Di cognome fa Zeng, ha 52 anni ed è di nazionalità cinese. Si sa questo e poco altro del protagonista del nuovo caso di spionaggio che ha coinvolto la Cina, gli Stati Uniti e indirettamente anche l’Italia. In un comunicato diffuso l’11 agosto il ministero della Sicurezza di Stato di Pechino ha dichiarato di aver smascherato la sua attività di spionaggio svolta in un periodo non ben precisato. Secondo quanto riferito dai media di Stato, il cittadino cinese lavorava per un gruppo industriale militare e si trovava nel nostro Paese “per motivi di studio”. Proprio qui, in una dinamica che rimane ancora poco chiara, Zeng – che aveva accesso a informazioni militari riservate riguardanti il suo Paese – sarebbe stato avvicinato da un uomo della CIA, identificato con il nome di Seth, che si trovava di stanza presso l’ambasciata americana a Roma. Nel corso di “cene e uscite” i due uomini sarebbero entrati in confidenza al punto tale che lo 007 americano sarebbe uscito allo scoperto, ammettendo la sua vera identità al cittadino cinese. “Mentre gli scambi tra i due si approfondivano, Seth rivelò a Zeng di essere un membro della base romana della Cia”, riferisce il Global Times, quotidiano vicino al Partito Comunista Cinese.

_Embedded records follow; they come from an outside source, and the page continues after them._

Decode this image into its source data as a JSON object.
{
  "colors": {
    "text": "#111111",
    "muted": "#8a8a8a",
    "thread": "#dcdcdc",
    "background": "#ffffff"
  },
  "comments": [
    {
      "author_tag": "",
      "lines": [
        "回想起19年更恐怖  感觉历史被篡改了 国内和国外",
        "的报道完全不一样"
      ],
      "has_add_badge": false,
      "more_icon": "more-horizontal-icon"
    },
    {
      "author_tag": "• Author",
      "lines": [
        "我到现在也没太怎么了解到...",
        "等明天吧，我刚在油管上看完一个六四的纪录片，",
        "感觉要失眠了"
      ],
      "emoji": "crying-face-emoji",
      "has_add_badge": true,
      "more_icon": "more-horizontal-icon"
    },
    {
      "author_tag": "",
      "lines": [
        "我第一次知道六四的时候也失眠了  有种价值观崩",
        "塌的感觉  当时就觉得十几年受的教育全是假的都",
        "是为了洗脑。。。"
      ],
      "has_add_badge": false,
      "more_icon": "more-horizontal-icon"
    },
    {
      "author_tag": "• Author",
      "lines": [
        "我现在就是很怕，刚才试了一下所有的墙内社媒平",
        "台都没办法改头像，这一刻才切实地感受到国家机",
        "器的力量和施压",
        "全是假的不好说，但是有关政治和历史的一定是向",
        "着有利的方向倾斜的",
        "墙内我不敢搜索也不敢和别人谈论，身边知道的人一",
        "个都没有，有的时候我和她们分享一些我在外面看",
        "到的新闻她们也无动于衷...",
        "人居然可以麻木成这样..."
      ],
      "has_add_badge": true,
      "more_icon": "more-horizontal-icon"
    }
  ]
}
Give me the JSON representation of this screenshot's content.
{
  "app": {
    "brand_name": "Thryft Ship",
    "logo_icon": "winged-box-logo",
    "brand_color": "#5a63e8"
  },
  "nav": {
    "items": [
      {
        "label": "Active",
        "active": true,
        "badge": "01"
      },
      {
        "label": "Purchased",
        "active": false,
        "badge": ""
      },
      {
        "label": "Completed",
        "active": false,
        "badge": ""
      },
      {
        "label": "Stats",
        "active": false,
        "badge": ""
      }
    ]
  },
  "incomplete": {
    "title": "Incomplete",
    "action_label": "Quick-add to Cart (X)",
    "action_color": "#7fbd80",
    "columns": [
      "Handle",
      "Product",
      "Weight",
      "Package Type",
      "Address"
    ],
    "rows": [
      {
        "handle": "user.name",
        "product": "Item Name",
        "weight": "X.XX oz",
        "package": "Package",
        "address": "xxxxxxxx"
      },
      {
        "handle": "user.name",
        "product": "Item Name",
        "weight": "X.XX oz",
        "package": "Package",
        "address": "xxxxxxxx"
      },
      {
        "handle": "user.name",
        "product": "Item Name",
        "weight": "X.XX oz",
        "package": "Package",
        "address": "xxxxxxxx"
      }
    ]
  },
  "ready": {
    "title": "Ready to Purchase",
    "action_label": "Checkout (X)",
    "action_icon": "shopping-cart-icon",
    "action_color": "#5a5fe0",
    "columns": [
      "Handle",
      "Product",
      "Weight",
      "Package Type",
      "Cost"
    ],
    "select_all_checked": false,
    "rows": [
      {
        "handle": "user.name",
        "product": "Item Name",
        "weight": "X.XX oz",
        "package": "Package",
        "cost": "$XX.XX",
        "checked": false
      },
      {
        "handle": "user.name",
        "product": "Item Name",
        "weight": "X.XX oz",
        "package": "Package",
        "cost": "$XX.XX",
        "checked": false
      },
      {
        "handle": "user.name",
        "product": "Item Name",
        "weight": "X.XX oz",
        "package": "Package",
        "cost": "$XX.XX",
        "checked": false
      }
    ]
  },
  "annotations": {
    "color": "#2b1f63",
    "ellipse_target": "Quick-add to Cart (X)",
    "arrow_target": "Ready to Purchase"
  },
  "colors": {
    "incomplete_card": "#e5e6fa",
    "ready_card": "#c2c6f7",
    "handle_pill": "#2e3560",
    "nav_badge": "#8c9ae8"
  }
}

Secondo la ricostruzione fatta dai media asiatici, il rapporto di fiducia instaurato con il funzionario della CIA, oltre alla ricompensa e alla protezione che gli fu promessa in cambio dei suoi servizi, indusse Zeng a stringere un accordo con l’intelligence americana. Così, una volta tornato in patria, il cittadino cinese avrebbe dovuto raccogliere informazioni cruciali sulle forze armate cinesi e trasmetterle alla controparte statunitense. E così è stato fino alla scoperta dell’accordo segreto da parte di Pechino. “(Seth) chiese a Zeng di fornirgli informazioni sensibili sulle forze armate cinesi, promettendo di pagare un’enorme somma di denaro e di aiutare la sua famiglia a emigrare negli Stati Uniti”, specifica il Global Times. Secondo quanto riferito dal ministero cinese, inoltre, Zeng “ha ricevuto addestramento prima di tornare in Cina per svolgere attività di spionaggio”.
L’ Italia, dunque, è lo scenario nel quale si è consumato solo l’ultimo atto nella guerra di spionaggio e controspionaggio che va avanti da anni fra Cina e Stati Uniti e che, secondo quanto denunciato da Pechino, si è intensificata nell’ultimo periodo con diversi casi scoperti dai funzionari cinesi. All’inizio di agosto, proprio il ministero della Sicurezza di Stato ha lanciato una sorta di “chiamata alle armi” rivolta a tutti i cittadini cinesi chiedendo il loro coinvolgimento in questa attività di controspionaggio.
Washington respinge le accuse e rilancia puntando il dito contro il “rivale” cinese. Proprio recentemente, infatti, ha fatto scalpore la decisione della Casa Bianca di vietare ai suoi funzionari l’uso di TikTok, il celebre social media cinese. Il sospetto è che Pechino possa utilizzare la piattaforma come cavallo di Troia per svolgere attività di spionaggio. Dal canto suo, il mese scorso la Cina ha introdotto una legge anti-spionaggio volta ad ampliare quella già adottata nel 2014 e che ha destato preoccupazioni soprattutto fra i giornalisti stranieri. La legge, infatti, amplia la portata degli obiettivi di spionaggio a “tutti i documenti, i dati, i materiali e gli articoli” e consente alle forze dell’ordine di ispezionare i bagagli, i dispositivi elettronici e le proprietà dei sospettati. Per non parlare dell’estrema vaghezza della legge che aggiunge come violazione il “cercare di allinearsi con un’organizzazione di spionaggio” senza darne una definizione chiara e certa. Così, ogni entità ritenuta ostile a Pechino potrebbe finire sotto accusa.
Ma che fine ha fatto Zeng? Del destino del cittadino cinese non si sa nulla di preciso. “Dopo un’indagine approfondita, l’autorità ha adottato misure coercitive”, ha dichiarato il ministero cinese, lasciando ipotizzare che sia stato arrestato. Interpellata da Ilfattoquotidiano.it, l’ambasciata degli Stati Uniti a Roma ha dichiarato di non sapere nulla a riguardo.